Kunjungan Presiden Soekarno ke Rabat tanggal 2 Mei 1960 tercatat sebagai kunjungan kepala Negara pertama di dunia ke Maroko pasca kemerdekaan. Kunjungan tersebut mendapat sambutan hangat dari Raja Mohammed V dan rakyat Maroko. Presiden Soekarno dianggap sebagai Pemimpin Revolusi dunia yang membangkitkan semangat kemerdekaan bangsa-bangsa Asia-Afrika. Kunjungan Presiden Soekarno ini merupakan catatan sejarah penting yang menunjukkan kedekatan antara kedua negara.

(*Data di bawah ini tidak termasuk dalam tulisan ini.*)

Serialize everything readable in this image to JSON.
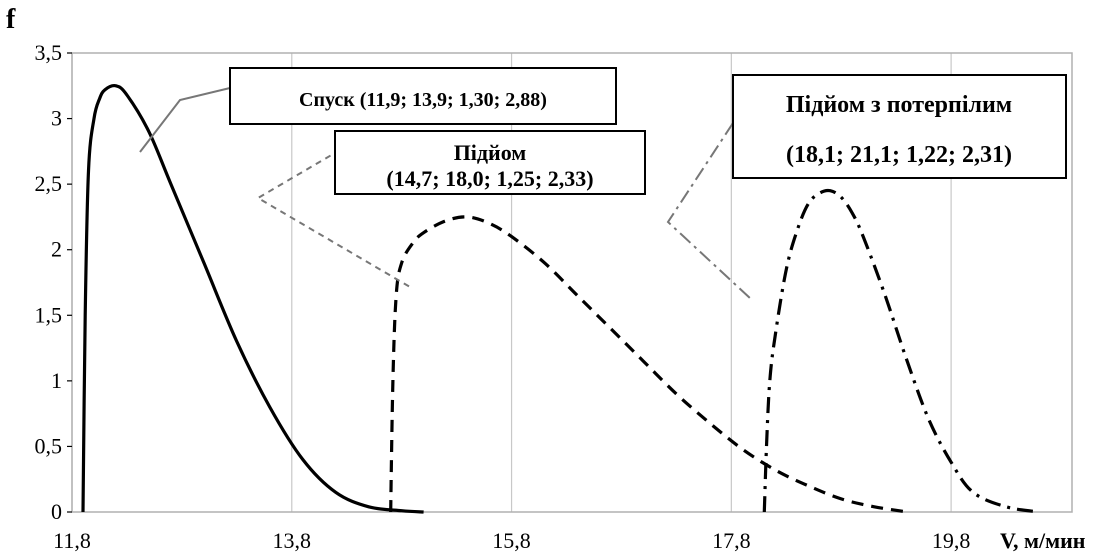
{
  "chart_data": {
    "type": "line",
    "title": "",
    "ylabel": "f",
    "xlabel": "V, м/мин",
    "xlim": [
      11.8,
      20.9
    ],
    "ylim": [
      0,
      3.5
    ],
    "x_tick_labels": [
      "11,8",
      "13,8",
      "15,8",
      "17,8",
      "19,8"
    ],
    "x_tick_values": [
      11.8,
      13.8,
      15.8,
      17.8,
      19.8
    ],
    "y_tick_labels": [
      "0",
      "0,5",
      "1",
      "1,5",
      "2",
      "2,5",
      "3",
      "3,5"
    ],
    "y_tick_values": [
      0,
      0.5,
      1,
      1.5,
      2,
      2.5,
      3,
      3.5
    ],
    "grid": "vertical",
    "series": [
      {
        "style": "solid",
        "color": "#000000",
        "x": [
          11.9,
          11.92,
          11.95,
          12.0,
          12.05,
          12.1,
          12.2,
          12.3,
          12.5,
          12.7,
          13.0,
          13.3,
          13.6,
          13.9,
          14.2,
          14.5,
          14.8,
          15.0
        ],
        "y": [
          0,
          1.5,
          2.6,
          3.0,
          3.15,
          3.22,
          3.25,
          3.18,
          2.9,
          2.5,
          1.9,
          1.3,
          0.8,
          0.4,
          0.15,
          0.04,
          0.01,
          0
        ]
      },
      {
        "style": "dashed",
        "color": "#000000",
        "x": [
          14.7,
          14.72,
          14.75,
          14.8,
          14.9,
          15.0,
          15.2,
          15.4,
          15.6,
          15.8,
          16.1,
          16.4,
          16.7,
          17.0,
          17.3,
          17.6,
          17.9,
          18.2,
          18.5,
          18.8,
          19.1,
          19.4
        ],
        "y": [
          0,
          1.0,
          1.65,
          1.9,
          2.05,
          2.13,
          2.22,
          2.25,
          2.2,
          2.1,
          1.9,
          1.65,
          1.4,
          1.15,
          0.9,
          0.68,
          0.48,
          0.32,
          0.2,
          0.1,
          0.04,
          0
        ]
      },
      {
        "style": "dash-dot",
        "color": "#000000",
        "x": [
          18.1,
          18.12,
          18.15,
          18.2,
          18.3,
          18.4,
          18.5,
          18.6,
          18.7,
          18.8,
          18.9,
          19.0,
          19.2,
          19.4,
          19.6,
          19.8,
          20.0,
          20.3,
          20.6
        ],
        "y": [
          0,
          0.5,
          1.0,
          1.35,
          1.85,
          2.15,
          2.35,
          2.43,
          2.45,
          2.4,
          2.28,
          2.1,
          1.65,
          1.15,
          0.7,
          0.38,
          0.15,
          0.04,
          0
        ]
      }
    ],
    "annotations": [
      {
        "lines": [
          "Спуск (11,9; 13,9; 1,30; 2,88)"
        ]
      },
      {
        "lines": [
          "Підйом",
          "(14,7; 18,0; 1,25; 2,33)"
        ]
      },
      {
        "lines": [
          "Підйом з потерпілим",
          "(18,1; 21,1; 1,22; 2,31)"
        ]
      }
    ]
  }
}
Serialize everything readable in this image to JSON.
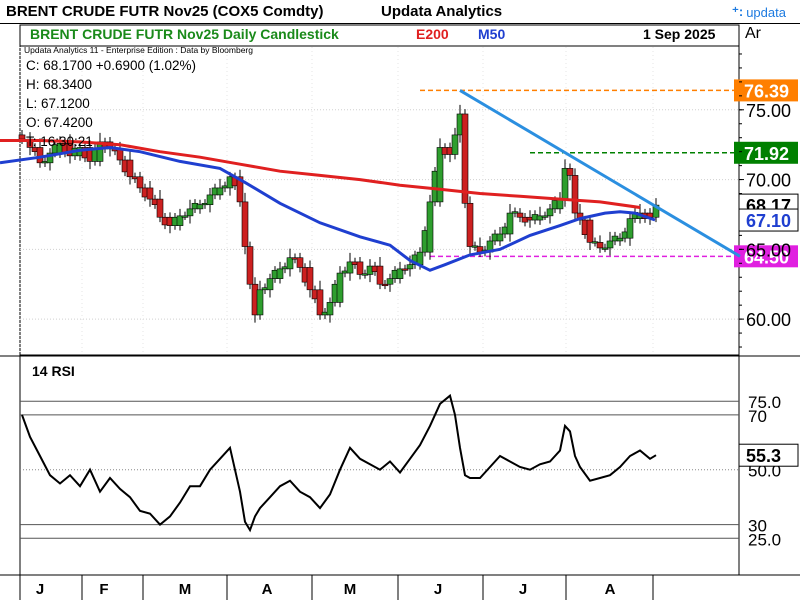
{
  "header": {
    "title": "BRENT CRUDE FUTR  Nov25 (COX5 Comdty)",
    "brand": "Updata Analytics",
    "logo_text": "updata",
    "chart_title": "BRENT CRUDE FUTR  Nov25 Daily Candlestick",
    "e200_label": "E200",
    "m50_label": "M50",
    "date": "1 Sep 2025",
    "axis_tab": "Ar"
  },
  "info": {
    "edition": "Updata Analytics 11 - Enterprise Edition : Data by Bloomberg",
    "close": "C: 68.1700  +0.6900 (1.02%)",
    "high": "H: 68.3400",
    "low": "L: 67.1200",
    "open": "O: 67.4200",
    "time": "T: 16:30:21"
  },
  "colors": {
    "e200": "#e02020",
    "m50": "#1f3fd0",
    "trendline": "#2b8fe0",
    "level_high": "#ff7f00",
    "level_res": "#008000",
    "level_sup": "#e020e0",
    "rsi_line": "#000000",
    "up_candle": "#2e9e2e",
    "down_candle": "#cc2020"
  },
  "chart_data": [
    {
      "type": "candlestick",
      "title": "BRENT CRUDE FUTR  Nov25 Daily Candlestick",
      "x_months": [
        "J",
        "F",
        "M",
        "A",
        "M",
        "J",
        "J",
        "A"
      ],
      "y_ticks": [
        60.0,
        65.0,
        70.0,
        75.0
      ],
      "ylim": [
        57.5,
        79.5
      ],
      "series": [
        {
          "name": "E200",
          "color": "#e02020",
          "points": [
            [
              0,
              72.8
            ],
            [
              40,
              72.8
            ],
            [
              80,
              72.7
            ],
            [
              120,
              72.5
            ],
            [
              160,
              72.0
            ],
            [
              200,
              71.6
            ],
            [
              240,
              71.1
            ],
            [
              280,
              70.6
            ],
            [
              320,
              70.3
            ],
            [
              360,
              70.0
            ],
            [
              400,
              69.6
            ],
            [
              440,
              69.3
            ],
            [
              480,
              69.0
            ],
            [
              520,
              68.8
            ],
            [
              560,
              68.6
            ],
            [
              600,
              68.4
            ],
            [
              640,
              68.0
            ]
          ]
        },
        {
          "name": "M50",
          "color": "#1f3fd0",
          "points": [
            [
              0,
              71.2
            ],
            [
              40,
              71.6
            ],
            [
              80,
              72.1
            ],
            [
              110,
              72.3
            ],
            [
              140,
              72.0
            ],
            [
              180,
              71.3
            ],
            [
              220,
              70.8
            ],
            [
              245,
              69.8
            ],
            [
              280,
              68.3
            ],
            [
              320,
              66.9
            ],
            [
              360,
              65.9
            ],
            [
              390,
              65.3
            ],
            [
              410,
              64.2
            ],
            [
              430,
              63.5
            ],
            [
              445,
              63.9
            ],
            [
              470,
              64.6
            ],
            [
              500,
              65.0
            ],
            [
              530,
              66.0
            ],
            [
              560,
              66.7
            ],
            [
              580,
              67.2
            ],
            [
              605,
              67.6
            ],
            [
              620,
              67.7
            ],
            [
              635,
              67.6
            ],
            [
              655,
              67.1
            ]
          ]
        }
      ],
      "levels": [
        {
          "label": "76.39",
          "value": 76.39,
          "color": "#ff7f00"
        },
        {
          "label": "71.92",
          "value": 71.92,
          "color": "#008000"
        },
        {
          "label": "64.50",
          "value": 64.5,
          "color": "#e020e0"
        }
      ],
      "trendline": {
        "color": "#2b8fe0",
        "from": [
          460,
          76.39
        ],
        "to": [
          740,
          64.5
        ]
      },
      "price_labels": [
        {
          "label": "68.17",
          "value": 68.17,
          "color": "#000000"
        },
        {
          "label": "67.10",
          "value": 67.1,
          "color": "#1f3fd0"
        }
      ],
      "current": {
        "open": 67.42,
        "high": 68.34,
        "low": 67.12,
        "close": 68.17,
        "change": 0.69,
        "change_pct": 1.02
      },
      "price_path": [
        [
          22,
          72.9
        ],
        [
          30,
          72.3
        ],
        [
          40,
          71.2
        ],
        [
          50,
          71.9
        ],
        [
          60,
          72.6
        ],
        [
          70,
          71.7
        ],
        [
          80,
          72.3
        ],
        [
          90,
          71.3
        ],
        [
          100,
          72.7
        ],
        [
          110,
          72.2
        ],
        [
          120,
          71.4
        ],
        [
          130,
          70.2
        ],
        [
          140,
          69.4
        ],
        [
          150,
          68.6
        ],
        [
          160,
          67.3
        ],
        [
          170,
          66.7
        ],
        [
          180,
          67.4
        ],
        [
          190,
          67.9
        ],
        [
          200,
          68.2
        ],
        [
          210,
          68.9
        ],
        [
          220,
          69.4
        ],
        [
          230,
          70.2
        ],
        [
          240,
          68.4
        ],
        [
          245,
          65.2
        ],
        [
          250,
          62.5
        ],
        [
          255,
          60.3
        ],
        [
          260,
          62.1
        ],
        [
          270,
          62.9
        ],
        [
          280,
          63.6
        ],
        [
          290,
          64.4
        ],
        [
          300,
          63.7
        ],
        [
          310,
          62.1
        ],
        [
          320,
          60.3
        ],
        [
          330,
          61.2
        ],
        [
          340,
          63.3
        ],
        [
          350,
          64.1
        ],
        [
          360,
          63.2
        ],
        [
          370,
          63.8
        ],
        [
          380,
          62.5
        ],
        [
          390,
          62.9
        ],
        [
          400,
          63.6
        ],
        [
          410,
          63.9
        ],
        [
          420,
          64.8
        ],
        [
          430,
          68.4
        ],
        [
          440,
          72.3
        ],
        [
          450,
          71.8
        ],
        [
          455,
          73.2
        ],
        [
          460,
          74.7
        ],
        [
          465,
          68.3
        ],
        [
          470,
          65.2
        ],
        [
          480,
          64.8
        ],
        [
          490,
          65.6
        ],
        [
          500,
          66.1
        ],
        [
          510,
          67.6
        ],
        [
          520,
          67.3
        ],
        [
          530,
          67.1
        ],
        [
          540,
          67.4
        ],
        [
          550,
          67.9
        ],
        [
          560,
          68.6
        ],
        [
          565,
          70.8
        ],
        [
          570,
          70.3
        ],
        [
          575,
          67.6
        ],
        [
          580,
          67.1
        ],
        [
          590,
          65.5
        ],
        [
          600,
          65.1
        ],
        [
          610,
          65.6
        ],
        [
          620,
          65.8
        ],
        [
          630,
          67.2
        ],
        [
          640,
          67.6
        ],
        [
          650,
          67.3
        ],
        [
          656,
          68.17
        ]
      ]
    },
    {
      "type": "line",
      "title": "14 RSI",
      "ylim": [
        20,
        82
      ],
      "y_ticks": [
        {
          "label": "75.0",
          "value": 75
        },
        {
          "label": "70",
          "value": 70
        },
        {
          "label": "50.0",
          "value": 50
        },
        {
          "label": "30",
          "value": 30
        },
        {
          "label": "25.0",
          "value": 25
        }
      ],
      "last_label": "55.3",
      "last_value": 55.3,
      "points": [
        [
          22,
          70
        ],
        [
          30,
          62
        ],
        [
          40,
          55
        ],
        [
          50,
          48
        ],
        [
          60,
          45
        ],
        [
          70,
          48
        ],
        [
          80,
          44
        ],
        [
          90,
          50
        ],
        [
          100,
          42
        ],
        [
          110,
          47
        ],
        [
          120,
          43
        ],
        [
          130,
          40
        ],
        [
          140,
          35
        ],
        [
          150,
          34
        ],
        [
          160,
          30
        ],
        [
          170,
          33
        ],
        [
          180,
          38
        ],
        [
          190,
          44
        ],
        [
          200,
          44
        ],
        [
          210,
          50
        ],
        [
          220,
          54
        ],
        [
          230,
          58
        ],
        [
          240,
          42
        ],
        [
          245,
          31
        ],
        [
          250,
          28
        ],
        [
          255,
          33
        ],
        [
          260,
          36
        ],
        [
          270,
          40
        ],
        [
          280,
          44
        ],
        [
          290,
          46
        ],
        [
          300,
          42
        ],
        [
          310,
          40
        ],
        [
          320,
          36
        ],
        [
          330,
          41
        ],
        [
          340,
          50
        ],
        [
          350,
          58
        ],
        [
          360,
          54
        ],
        [
          370,
          52
        ],
        [
          380,
          50
        ],
        [
          390,
          53
        ],
        [
          400,
          49
        ],
        [
          410,
          54
        ],
        [
          420,
          59
        ],
        [
          430,
          66
        ],
        [
          440,
          74
        ],
        [
          450,
          77
        ],
        [
          455,
          70
        ],
        [
          460,
          58
        ],
        [
          465,
          48
        ],
        [
          470,
          47
        ],
        [
          480,
          47
        ],
        [
          490,
          51
        ],
        [
          500,
          55
        ],
        [
          510,
          53
        ],
        [
          520,
          51
        ],
        [
          530,
          50
        ],
        [
          540,
          52
        ],
        [
          550,
          53
        ],
        [
          560,
          57
        ],
        [
          565,
          66
        ],
        [
          570,
          64
        ],
        [
          575,
          55
        ],
        [
          580,
          51
        ],
        [
          590,
          46
        ],
        [
          600,
          47
        ],
        [
          610,
          48
        ],
        [
          620,
          51
        ],
        [
          630,
          55
        ],
        [
          640,
          57
        ],
        [
          650,
          54
        ],
        [
          656,
          55.3
        ]
      ]
    }
  ]
}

Sedangkan dari keterangan mengenai film khusus saat berlangsungnya kunjungan di Maroko saya berhasil mencatat:

Dari Guinea di Afrika Barat, rombongan menuju Maroko. Setibanya di Rabat, Presiden dan rombongan disambut Raja Muhammad dan Pangeran Mulley Hasan dengan upacara kebesaran militer. Rakyat Maroko memadati jalan-jalan dari bandara menuju Istana Villa Daressalam di mana pasukan berkuda sudah siap menyambut kedatangan Soekarno. Selanjutnya, rombongan menuju kota Makaresh di mana dilaksanakan upacara meminum susu kambing sebagai perlambang persahabatan. Di susul, jamuan kenegeraaan diadakan oleh Putra Mahkota Mulley Hasan, dimana pelaksanaannya berdasarkan tradisi setempat berupa duduk lesehan di atas karpet. di dalam tenda khas Arab. 

Baru malam harinya, diselenggrakan jamuan makan yang lebih formal oleh Raja Muhammad yang dilanjutkan bagian terpenting kunjungan berupa penandatanganan persetujuan berdasar prinsip Dasa Sila Bandung. Keesokan harinya, rombongan Presiden melanjutkan perjalanan menuju, Lisbon, Portugal.